Castaways in Time by Adams Robert

“To make a long and tedious story short, Bass, after almost twenty years of trial and error, success and failure, in which a veritable host of experimental animals either disappeared completely or met singularly messy deaths, an apparently effective process was developed. I won’t try to explain it to you, because I don’t think you’d understand even the basics of it. The government put a great deal of hope in the Project, and, as time wore on, brought much pressure to bear upon Dr. Fox, the director, to adapt the process to humans. Fin-nally, Fox acquiesced.

“The first volunteer came back dead and mutilated, but analysis of the clothing in which his returned body was clad showed that he had lived—and had died—in western France during the middle years of the thirteenth century. Adjustments were made in the process and a second volunteer, one who spoke medieval French, was projected. He, too, was dead upon his return, with a stiff parchment placard nailed to his forehead. The language was a corrupt dialect of Low Latin and, when translated, read: I am a dead spy.”

The third volunteer was a young man but recently assigned to Gamebird. Lenny Vincenzo had been a prodigy of sorts, and at only twenty-five years of age already held several doctorates in widely diverse fields. Dr. Fox did not want to use and possibly lose him, but government pressure was intense, the fates of the first two subjects had scared off most prospective volunteers, and, above all, Lenny was eminently qualified, being steeped in late-medieval and Renaissance cultures and speaking early variants of French, Italian, Latin, and Greek.

“So, Lenny was dressed in recreations of fifteenth-century attire, entrusted with a few pounds of gold, and projected.”

Harold paused to take a long draft of ale. “Lenny never came back. The device which had been implanted under his skin to allow the projector to home in on and retrieve him did return, tucked just in the proper place under the sloughing skin of a decomposing cadaver, which lacked head, hands, and feet.”

“Then how could you say it wasn’t your boy?” asked Foster.

“The blood type was wrong,” answered the old man. “As were many other factors. At the government’s order, the whole affair was hushed up, but the director knew, and so too did some of the senior staffers, of which, by that time, I was one. And it was then that Dr. Emmett O’Malley and I decided to do as Lenny had done.”

“But why, Hal? You have relative immortality, you’ve just said you were some kind of big mucketymuck in a project that was being supported by your government. So why would you want to run off to another time? Romanticism?” Foster was honestly puzzled.

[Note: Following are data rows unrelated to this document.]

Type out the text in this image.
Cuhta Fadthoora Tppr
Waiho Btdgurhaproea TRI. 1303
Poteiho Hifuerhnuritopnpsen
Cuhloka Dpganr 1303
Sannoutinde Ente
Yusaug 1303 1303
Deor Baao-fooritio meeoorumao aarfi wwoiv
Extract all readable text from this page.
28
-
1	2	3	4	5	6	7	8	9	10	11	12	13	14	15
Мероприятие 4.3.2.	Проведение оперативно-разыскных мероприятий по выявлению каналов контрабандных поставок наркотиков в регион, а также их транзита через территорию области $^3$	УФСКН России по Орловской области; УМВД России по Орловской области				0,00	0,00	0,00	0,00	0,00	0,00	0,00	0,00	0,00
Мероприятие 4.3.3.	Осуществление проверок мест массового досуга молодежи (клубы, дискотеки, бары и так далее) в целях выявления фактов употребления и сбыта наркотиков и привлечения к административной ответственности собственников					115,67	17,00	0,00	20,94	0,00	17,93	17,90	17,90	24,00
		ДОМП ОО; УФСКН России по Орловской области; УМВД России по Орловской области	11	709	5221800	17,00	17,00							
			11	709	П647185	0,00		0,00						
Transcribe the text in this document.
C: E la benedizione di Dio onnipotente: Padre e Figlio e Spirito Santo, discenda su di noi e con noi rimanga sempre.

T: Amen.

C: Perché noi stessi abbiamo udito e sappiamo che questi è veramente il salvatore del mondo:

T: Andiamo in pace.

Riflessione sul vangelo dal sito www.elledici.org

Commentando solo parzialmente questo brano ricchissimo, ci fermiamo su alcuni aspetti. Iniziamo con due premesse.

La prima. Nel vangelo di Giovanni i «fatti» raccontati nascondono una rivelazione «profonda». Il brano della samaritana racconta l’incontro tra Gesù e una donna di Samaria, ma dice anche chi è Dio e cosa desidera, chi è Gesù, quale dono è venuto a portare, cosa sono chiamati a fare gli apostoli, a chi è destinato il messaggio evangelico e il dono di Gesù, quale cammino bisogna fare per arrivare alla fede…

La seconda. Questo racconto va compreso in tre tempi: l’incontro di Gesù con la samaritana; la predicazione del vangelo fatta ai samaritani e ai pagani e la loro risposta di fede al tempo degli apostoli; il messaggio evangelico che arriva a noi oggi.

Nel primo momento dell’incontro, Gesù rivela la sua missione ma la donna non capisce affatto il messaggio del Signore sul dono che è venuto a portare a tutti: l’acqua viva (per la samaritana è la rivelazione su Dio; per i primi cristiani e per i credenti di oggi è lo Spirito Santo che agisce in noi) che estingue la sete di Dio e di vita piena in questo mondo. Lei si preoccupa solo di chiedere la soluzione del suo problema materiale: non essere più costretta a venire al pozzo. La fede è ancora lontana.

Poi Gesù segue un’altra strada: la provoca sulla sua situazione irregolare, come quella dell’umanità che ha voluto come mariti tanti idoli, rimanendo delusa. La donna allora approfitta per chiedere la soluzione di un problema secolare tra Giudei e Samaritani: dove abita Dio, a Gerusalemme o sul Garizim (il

“Romanticism? Hardly that.” The Archbishop smiled fleetingly. “Not in my case, at any rate. Though,” he added thoughtfully, “there may well have been an element of romanticism in Emmett’s behavior. But then the Celts always have been the master dreamers of Western civilization, the inveterate champions of lost causes.

“Bass, the America from which you were snatched was still a democracy governed by popularly elected men and women, was it not?”

“Yes,” said Foster.

“It did not long stay such, Bass; had you and the others remained you would most likely have witnessed the beginning of the change. In 1988, the brother of an earlier President was elected for his second term, for all that the vast majority of the electorate actively hated him. There were long, loud cries of foul play and fixes, but on every level those whose voices were the loudest and most influential met, invariably, with singularly unpleasant and usually fatal ‘accidents.’ In 1991, our dictator-in-all-but-name was successfully assassinated, only to be succeeded, not by the Vice President, but by his own nephew.

“Thereafter, there were no more popular elections, on any level. Governors were chosen by the President, and they, in turn, appointed the rulers of the cities and counties. Senators chose their successors and the House of Representatives was dissolved as superfluous.”

“Well, Jesus Christ,” demanded Foster, “what in hell were the American people doing? They’d never sit still for that kind of takeover.”